Como aproveitar o descontentamento com a emigração e o terrorismo, a crise financeira e a ascensão de partidos fascistas para sonhar com o regresso da revolução anti-capitalista
A posição de Jean-Luc Mélanchon sobre o voto na segunda volta das eleições presidenciais francesas é, por cá, apoiada pelo Bloco de Esquerda. (Do PCP, encontrei esta passagem no Avante! “Por seu lado, o Partido Comunista Francês apelou claramente «a barrar o caminho da Presidência da República a Marine Le Pen», que «constitui uma ameaça para a democracia, à República e à paz», utilizando o único boletim de voto disponível para esse fim.“. Macron será, portanto.) Mas, dizia eu, o Bloco concorda que os eleitores da esquerda derrotada representada por Mélenchon não vão votar, vão votar nulo ou vão votar em Macron. Tanto faz.

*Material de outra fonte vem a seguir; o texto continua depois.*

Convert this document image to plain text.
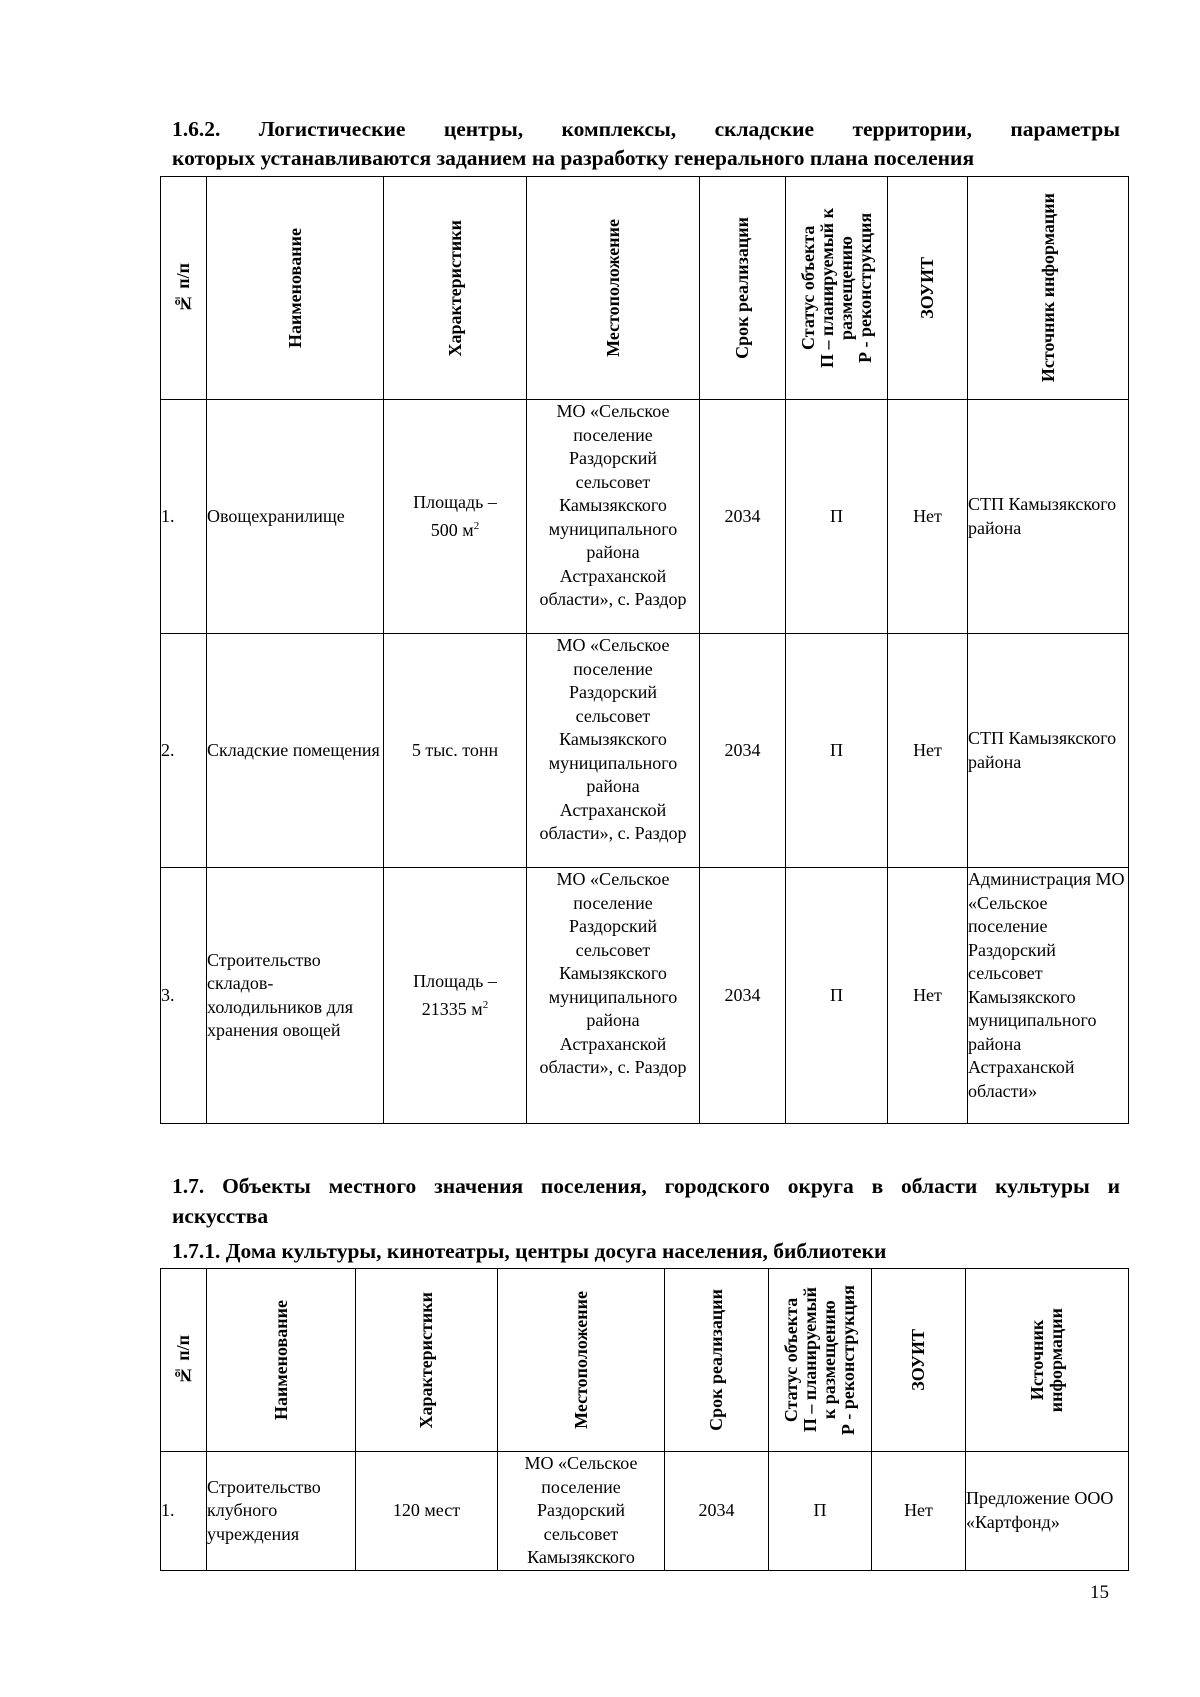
1.6.2. Логистические центры, комплексы, складские территории, параметры
которых устанавливаются заданием на разработку генерального плана поселения
№ п/п	Наименование	Характеристики	Местоположение	Срок реализации	Статус объекта
П – планируемый к
размещению
Р - реконструкция	ЗОУИТ	Источник информации

1.	Овощехранилище	Площадь –
500 $м^2$	МО «Сельское поселение Раздорский сельсовет Камызякского муниципального района Астраханской области», с. Раздор	2034	П	Нет	СТП Камызякского района
2.	Складские помещения	5 тыс. тонн	МО «Сельское поселение Раздорский сельсовет Камызякского муниципального района Астраханской области», с. Раздор	2034	П	Нет	СТП Камызякского района
3.	Строительство складов-холодильников для хранения овощей	Площадь –
21335 $м^2$	МО «Сельское поселение Раздорский сельсовет Камызякского муниципального района Астраханской области», с. Раздор	2034	П	Нет	Администрация МО «Сельское поселение Раздорский сельсовет Камызякского муниципального района Астраханской области»
1.7. Объекты местного значения поселения, городского округа в области культуры и
искусства
1.7.1. Дома культуры, кинотеатры, центры досуга населения, библиотеки
№ п/п	Наименование	Характеристики	Местоположение	Срок реализации	Статус объекта
П – планируемый
к размещению
Р - реконструкция	ЗОУИТ	Источник
информации

1.	Строительство клубного учреждения	120 мест	МО «Сельское поселение Раздорский сельсовет Камызякского	2034	П	Нет	Предложение ООО «Картфонд»
15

Que esta posição seja inteligentemente aproveitada e explorada por Marine Le Pen, que objectivamente ganha força, é-lhes indiferente. Ora, acontece que a indiferença nestes casos significa muito. Significa, nomeadamente, que não os incomoda ver Marine Le Pen no poder ou com representatividade reforçada. Aparentemente, seria até divertido, uma revolução fascista a espreitar muito fresca, em pleno século XXI. Seria uma situação extrema que lhes traria, a eles, pensam eles, hipóteses futuras de sucesso. Ou nem será isso. Será mais o espectáculo. Incomoda-os mais ver por lá Emmanuel Macron, um centrista moderado e europeista (não pode!).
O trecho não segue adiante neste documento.